# NEED > Point and Shoot like Sony RX100, but $cheaper$ and higher zoo0Om.



## mikael_schiffer (May 30, 2015)

Budget is around Rs20,000 - Rs25,000.
The RX100 1st gen is around Rs27,000 now. Its a great cam for sure but the Zoom is pretty underwhelming.

We were going for the Sony HX60V with 30x Zoom (Rs21,000) but found out the camera lens is pretty puny, like smartphone lens. 

_Now...if someone is spending more than Rs20k on a camera, he cant possibly settle for that lowly sensor right? even if it has super-zooms with NFC/Wifi gimmicks _.

*So we want a COMPACT POCKETABLE* _(RX100 sized)_camera, simple point and shoot, with GOOD IMAGE QUALITY in AUTO mode, a little inferior to RX100 is not a problem. And should have at least , ummm 7X Zoom... somewhere between 7X to 20X would do...


----------



## sujoyp (May 30, 2015)

I checked all advance P&S and it seems only nikon P7xxx series have 7x optical zoom in that range..

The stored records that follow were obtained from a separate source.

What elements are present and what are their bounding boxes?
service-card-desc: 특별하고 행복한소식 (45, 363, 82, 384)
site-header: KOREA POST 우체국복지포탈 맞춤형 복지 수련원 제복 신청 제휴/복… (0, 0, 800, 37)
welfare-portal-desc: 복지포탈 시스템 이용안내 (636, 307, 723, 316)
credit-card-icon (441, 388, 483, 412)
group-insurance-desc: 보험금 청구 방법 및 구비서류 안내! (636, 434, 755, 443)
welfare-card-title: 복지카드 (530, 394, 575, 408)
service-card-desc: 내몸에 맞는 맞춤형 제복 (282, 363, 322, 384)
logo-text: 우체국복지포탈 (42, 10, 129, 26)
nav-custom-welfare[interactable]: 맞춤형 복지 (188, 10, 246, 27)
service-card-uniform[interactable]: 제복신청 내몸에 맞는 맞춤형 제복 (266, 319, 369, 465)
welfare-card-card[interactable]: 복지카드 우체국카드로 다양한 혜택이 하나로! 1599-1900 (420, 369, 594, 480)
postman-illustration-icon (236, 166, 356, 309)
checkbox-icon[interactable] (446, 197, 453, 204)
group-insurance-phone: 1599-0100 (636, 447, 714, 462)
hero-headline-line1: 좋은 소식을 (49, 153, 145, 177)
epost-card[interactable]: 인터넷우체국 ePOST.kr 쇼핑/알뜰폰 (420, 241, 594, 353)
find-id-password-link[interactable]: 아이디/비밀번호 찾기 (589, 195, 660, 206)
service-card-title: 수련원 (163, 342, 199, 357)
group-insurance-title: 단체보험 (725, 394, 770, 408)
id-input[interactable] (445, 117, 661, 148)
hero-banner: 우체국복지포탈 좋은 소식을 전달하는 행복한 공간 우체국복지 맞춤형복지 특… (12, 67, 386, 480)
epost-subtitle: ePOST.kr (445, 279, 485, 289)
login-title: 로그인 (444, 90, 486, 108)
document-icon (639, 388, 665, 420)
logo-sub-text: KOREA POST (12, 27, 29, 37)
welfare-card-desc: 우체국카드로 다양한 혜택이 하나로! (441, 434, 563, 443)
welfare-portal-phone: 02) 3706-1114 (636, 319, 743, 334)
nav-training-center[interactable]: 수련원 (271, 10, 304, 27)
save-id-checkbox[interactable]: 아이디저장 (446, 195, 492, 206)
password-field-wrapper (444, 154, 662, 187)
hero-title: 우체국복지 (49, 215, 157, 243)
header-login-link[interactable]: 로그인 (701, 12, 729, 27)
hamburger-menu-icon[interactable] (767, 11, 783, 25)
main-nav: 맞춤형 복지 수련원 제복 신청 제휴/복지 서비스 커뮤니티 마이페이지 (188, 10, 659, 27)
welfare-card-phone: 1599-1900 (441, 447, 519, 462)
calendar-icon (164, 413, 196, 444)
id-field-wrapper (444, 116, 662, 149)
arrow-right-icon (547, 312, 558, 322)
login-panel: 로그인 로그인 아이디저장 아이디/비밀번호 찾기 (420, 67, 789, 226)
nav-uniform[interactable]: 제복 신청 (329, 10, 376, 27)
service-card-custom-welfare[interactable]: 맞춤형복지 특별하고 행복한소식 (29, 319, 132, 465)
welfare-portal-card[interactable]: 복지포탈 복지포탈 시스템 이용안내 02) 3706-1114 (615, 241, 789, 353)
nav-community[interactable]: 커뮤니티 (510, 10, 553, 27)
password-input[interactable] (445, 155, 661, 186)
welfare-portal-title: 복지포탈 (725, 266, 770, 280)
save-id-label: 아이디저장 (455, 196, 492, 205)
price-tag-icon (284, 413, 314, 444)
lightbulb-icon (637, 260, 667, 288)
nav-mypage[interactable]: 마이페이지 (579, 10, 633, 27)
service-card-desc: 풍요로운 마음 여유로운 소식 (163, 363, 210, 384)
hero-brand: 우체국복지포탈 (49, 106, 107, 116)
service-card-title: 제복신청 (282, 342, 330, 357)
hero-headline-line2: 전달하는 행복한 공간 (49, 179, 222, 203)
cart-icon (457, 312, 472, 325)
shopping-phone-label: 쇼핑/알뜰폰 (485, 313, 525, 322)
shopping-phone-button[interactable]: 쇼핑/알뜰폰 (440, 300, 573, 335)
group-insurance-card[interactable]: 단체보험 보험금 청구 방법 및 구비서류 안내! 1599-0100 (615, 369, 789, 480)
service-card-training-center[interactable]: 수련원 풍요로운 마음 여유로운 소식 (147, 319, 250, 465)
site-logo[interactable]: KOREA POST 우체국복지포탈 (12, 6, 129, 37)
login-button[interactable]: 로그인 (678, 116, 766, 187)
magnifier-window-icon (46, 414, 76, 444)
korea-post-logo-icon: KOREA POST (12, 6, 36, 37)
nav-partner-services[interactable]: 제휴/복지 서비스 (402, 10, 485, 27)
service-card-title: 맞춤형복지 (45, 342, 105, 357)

So the recommendation goes to Nikon p7700 for 24k at amazon.in

Buy Nikon Coolpix P7700 12.2MP Point and Shoot Camera (Black) with 7.1x Optical Zoom, 4GB Card, Camera Case and HDMI Cable Online at Low Price in India | Nikon Camera Reviews & Ratings - Amazon.in
*img6a.flixcart.com/image/camera/j/y/m/nikon-coolpix-p7700-point-shoot-400x400-imadef9rggzmjsbu.jpeg


----------



## mikael_schiffer (Jun 1, 2015)

Thnks, gnna check the reviews


----------